2022
Cairn
Thierry Haustgen, « Les sources françaises de la schizophrénie », PSN, ID : 10670/1.u8fmou
On ignore à quelle époque sont apparus les troubles schizophréniques. Les premières publications des auteurs médicaux français tendent à montrer qu’ils existaient déjà à la fin du XVIIIe siècle. Au temps de l’aliénation mentale unitaire, Pinel en 1800, puis Esquirol en 1814, décrivent des troubles des associations d’idées, du langage et de la psychomotricité dans l’idiotisme et la démence. Georget définit en 1820 la « stupidité ». Leuret rassemble en 1834, sous le nom d’incohérence des idées, des observations de troubles de la pensée et du comportement, marqués par la désorganisation et la « dissociation ». Baillarger développe à partir de 1846 la sémiologie des hallucinations. Dans la décennie 1850, sont isolées, sous l’influence de l’enseignement de Falret, les premières maladies mentales, à partir de leur évolution au long cours. Son élève Morel approfondit en 1853 le tableau de la stupidité (ou stupeur), marquée par des symptômes psychomoteurs (proches de ceux de la future catatonie), qui font suite à des accès de dépression et d’excitation.
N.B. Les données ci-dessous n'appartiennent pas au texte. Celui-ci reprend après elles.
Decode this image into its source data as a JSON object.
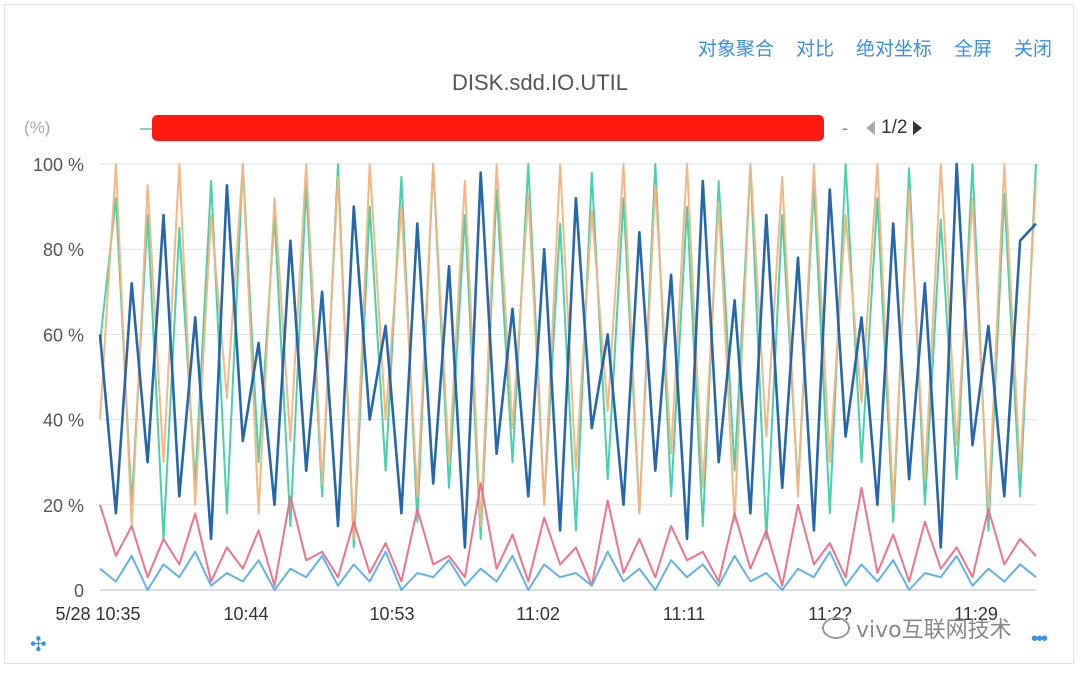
{
  "toolbar": {
    "aggregate": "对象聚合",
    "compare": "对比",
    "absolute_axis": "绝对坐标",
    "fullscreen": "全屏",
    "close": "关闭"
  },
  "legend": {
    "dash": "-",
    "page": "1/2"
  },
  "watermark": "vivo互联网技术",
  "colors": {
    "accent": "#3a8ee6",
    "series": [
      "#3ecfa6",
      "#f8b27e",
      "#1a5fa8",
      "#f06a84",
      "#5aaeee"
    ],
    "redaction": "#ff1a10"
  },
  "icons": {
    "move": "move-icon",
    "more": "more-icon"
  },
  "chart_data": {
    "type": "line",
    "title": "DISK.sdd.IO.UTIL",
    "ylabel": "(%)",
    "ylim": [
      0,
      100
    ],
    "y_ticks": [
      "0",
      "20 %",
      "40 %",
      "60 %",
      "80 %",
      "100 %"
    ],
    "x_ticks": [
      "5/28 10:35",
      "10:44",
      "10:53",
      "11:02",
      "11:11",
      "11:2?",
      "11:29"
    ],
    "grid": true,
    "series": [
      {
        "color": "#3ecfa6",
        "values": [
          58,
          92,
          20,
          88,
          12,
          85,
          25,
          96,
          18,
          100,
          30,
          88,
          15,
          95,
          22,
          100,
          10,
          90,
          28,
          97,
          16,
          100,
          24,
          88,
          12,
          94,
          30,
          100,
          20,
          86,
          14,
          98,
          26,
          92,
          18,
          100,
          22,
          90,
          15,
          96,
          28,
          100,
          12,
          88,
          24,
          95,
          18,
          100,
          30,
          92,
          16,
          99,
          20,
          87,
          26,
          100,
          14,
          93,
          22,
          100
        ]
      },
      {
        "color": "#f8b27e",
        "values": [
          40,
          100,
          15,
          95,
          30,
          100,
          20,
          88,
          45,
          100,
          18,
          92,
          35,
          100,
          25,
          97,
          12,
          100,
          40,
          90,
          22,
          100,
          30,
          96,
          15,
          100,
          38,
          93,
          20,
          100,
          28,
          89,
          42,
          100,
          18,
          95,
          32,
          100,
          24,
          91,
          16,
          100,
          36,
          97,
          22,
          100,
          30,
          88,
          44,
          100,
          20,
          94,
          26,
          100,
          34,
          92,
          18,
          100,
          28,
          96
        ]
      },
      {
        "color": "#1a5fa8",
        "values": [
          60,
          18,
          72,
          30,
          88,
          22,
          64,
          12,
          95,
          35,
          58,
          20,
          82,
          28,
          70,
          15,
          90,
          40,
          62,
          18,
          86,
          25,
          76,
          10,
          98,
          32,
          66,
          22,
          80,
          14,
          92,
          38,
          60,
          20,
          84,
          28,
          74,
          12,
          96,
          30,
          68,
          18,
          88,
          24,
          78,
          14,
          94,
          36,
          64,
          20,
          86,
          26,
          72,
          10,
          100,
          34,
          62,
          22,
          82,
          86
        ]
      },
      {
        "color": "#f06a84",
        "values": [
          20,
          8,
          15,
          3,
          12,
          6,
          18,
          2,
          10,
          5,
          14,
          1,
          22,
          7,
          9,
          3,
          16,
          4,
          11,
          2,
          19,
          6,
          8,
          3,
          25,
          5,
          13,
          2,
          17,
          6,
          10,
          1,
          21,
          4,
          12,
          3,
          15,
          7,
          9,
          2,
          18,
          5,
          14,
          1,
          20,
          6,
          11,
          3,
          24,
          4,
          13,
          2,
          16,
          5,
          10,
          3,
          19,
          6,
          12,
          8
        ]
      },
      {
        "color": "#5aaeee",
        "values": [
          5,
          2,
          8,
          0,
          6,
          3,
          9,
          1,
          4,
          2,
          7,
          0,
          5,
          3,
          8,
          1,
          6,
          2,
          9,
          0,
          4,
          3,
          7,
          1,
          5,
          2,
          8,
          0,
          6,
          3,
          4,
          1,
          9,
          2,
          5,
          0,
          7,
          3,
          6,
          1,
          8,
          2,
          4,
          0,
          5,
          3,
          9,
          1,
          6,
          2,
          7,
          0,
          4,
          3,
          8,
          1,
          5,
          2,
          6,
          3
        ]
      }
    ]
  }
}
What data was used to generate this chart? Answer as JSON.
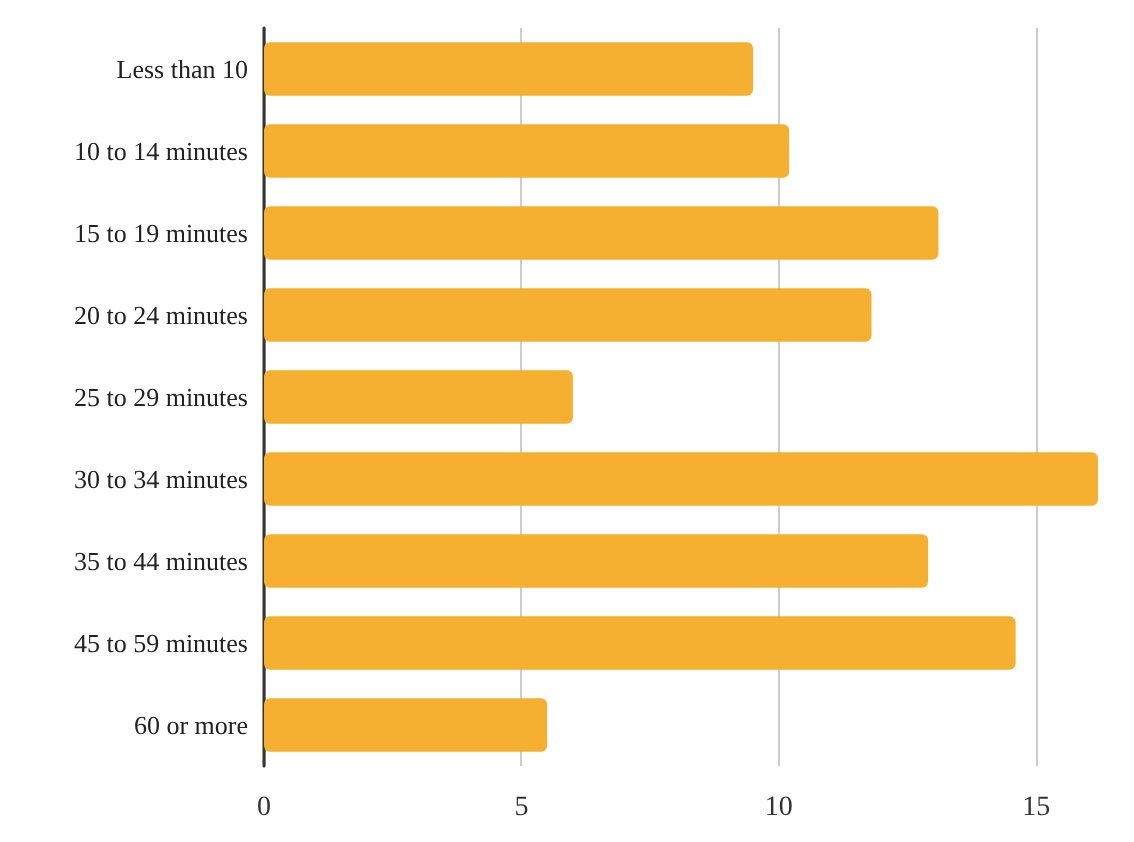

Il emploie en 1860 le terme de démence précoce, qu’il associe à la dégénérescence, mais sans en faire une classe diagnostique. La locution est reprise par Gauthier (1883) et Charpentier (1890). Séglas décrit les hallucinations psychomotrices, avec automatisme, scission et dissociation de la personnalité (1895). En 1899, alors que paraît la 6e édition du traité de Kraepelin, Christian sépare en France la démence précoce de la dégénérescence. Sérieux introduit la forme « simple » de la maladie, en décrit trois périodes évolutives et classe les symptômes en essentiels et accessoires (1902). Masselon distingue les troubles primitifs et secondaires (1904). Deny subdivise les signes fondamentaux et accessoires (1904), comme plus tard Bleuler. Il réunit les trois formes de la maladie dans une description unique. Entre 1904 et 1906, Régis et Parant contestent l’autonomie de la démence précoce. Mlle Pascal publie le dernier ouvrage français sur l’affection en 1911, l’année où Bleuler fait paraître la contribution qui va populariser le terme de schizophrénie.